Of the script deal, White said he’s most sparked up about getting the chance to work with Rudin, a producer who gets his humor. ” ‘Orange County’ is more commercial than most of my stuff, but it’s also personal, idiosyncratic and weird, and God bless Scott for figuring out how to negotiate my unusual sensibility with Paramount,” said White. “I’d been through the development process before, and I’m the king of not liking people telling me what to do. But Scott’s on a different level, he’s got this zen yoda way of getting you to do what’s needed without using a hard hand.” White might play a small role in “Orange County” and has gotten acting overtures since “Chuck and Buck,” but he’ll settle for being a double threat as a writer and director. “It’s a nice break from sitting in front of a computer all the time, but with all that’s starting to happen, I don’t want to be distracted. Plus, I like telling stories the most.”
CHICKS” UP AND RUNNING: Franchise Pictures topper Elie Samaha and Middle Fork Prods. chairman Verna Harrah are teaming for the pre-strike comedy “Money for Nothing … Chicks for Free,” a film that will mark the directorial debut of play director Andy Fickman.
The comedy is about a high school senior from Ohio who inherits an adult magazine empire. It was originally brought into Middle Fork as a pitch by Maria Veltre and Jack Sekowski, but was written by Fickman, who’s been a longtime creative exec at Middle Fork, the “Anaconda” producer. On his own time, Fickman has become an award-winning theater director whose credits include “Reefer Madness,” which played L.A. and is headed for a Gotham bow, and “The Gift.” Fickman won an L.A. Drama Critics Circle Award for “Reefer,” and will direct his first film beginning in February. The pic will be produced by Harrah and Samaha, with MFP’s Betsy Sullenger and FP’s Dawn Miller and Mark McGarry overseeing the project. … Ian Somerhalder has signed on to play a heavy in the New Line Irwin Winkler-directed “Life as a House,” joining Kevin Kline, Hayden Christiansen and Kristin Scott Thomas. Somerhalder, a regular on the WB drama “Young Americans,” just played a lead in MTV’s “Anatomy of a Hate Crime.”
CASTINGS: Sean Bean, who has turned in memorable villain perfs in “Patriot Games” and “Goldeneye,” will play the heavy again alongside Michael Douglas in the Gary Fleder-directed New Regency action thriller “Don’t Say a Word.” He’ll play the mastermind of a heist gone awry, who can only get the loot if he can get a shrink (Douglas) to unlock the mind of a near-catatonic patient.
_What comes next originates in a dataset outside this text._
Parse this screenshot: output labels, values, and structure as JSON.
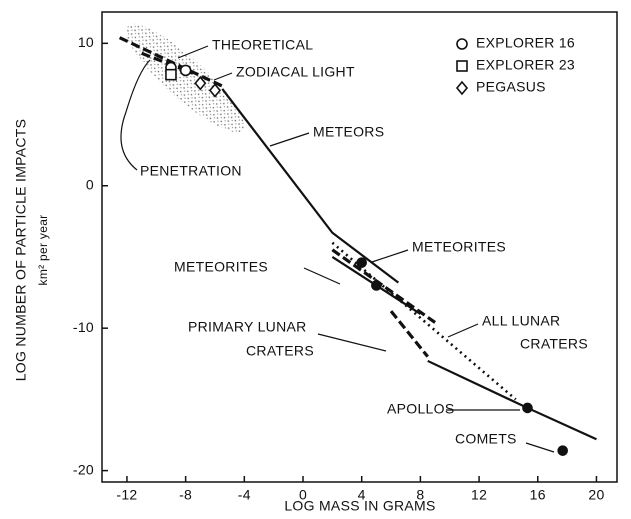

Bean takes the role after a hero turn in the role of Boromir in New Line’s adaptation of “Lord of the Rings” and a lead in the Dimension thriller “Librium” opposite Christian Bale and Emily Watson. … There’s life after “Law & Order” for Jill Hennessy. The actress, who joins Steven Seagal in the Warner Bros. actioner “Exit Wounds,” just wrapped playing Jackie Kennedy in the NBC mini “Jackie, Ethel and Joan.” She’s also codirecting her first feature, “The Acting Class.”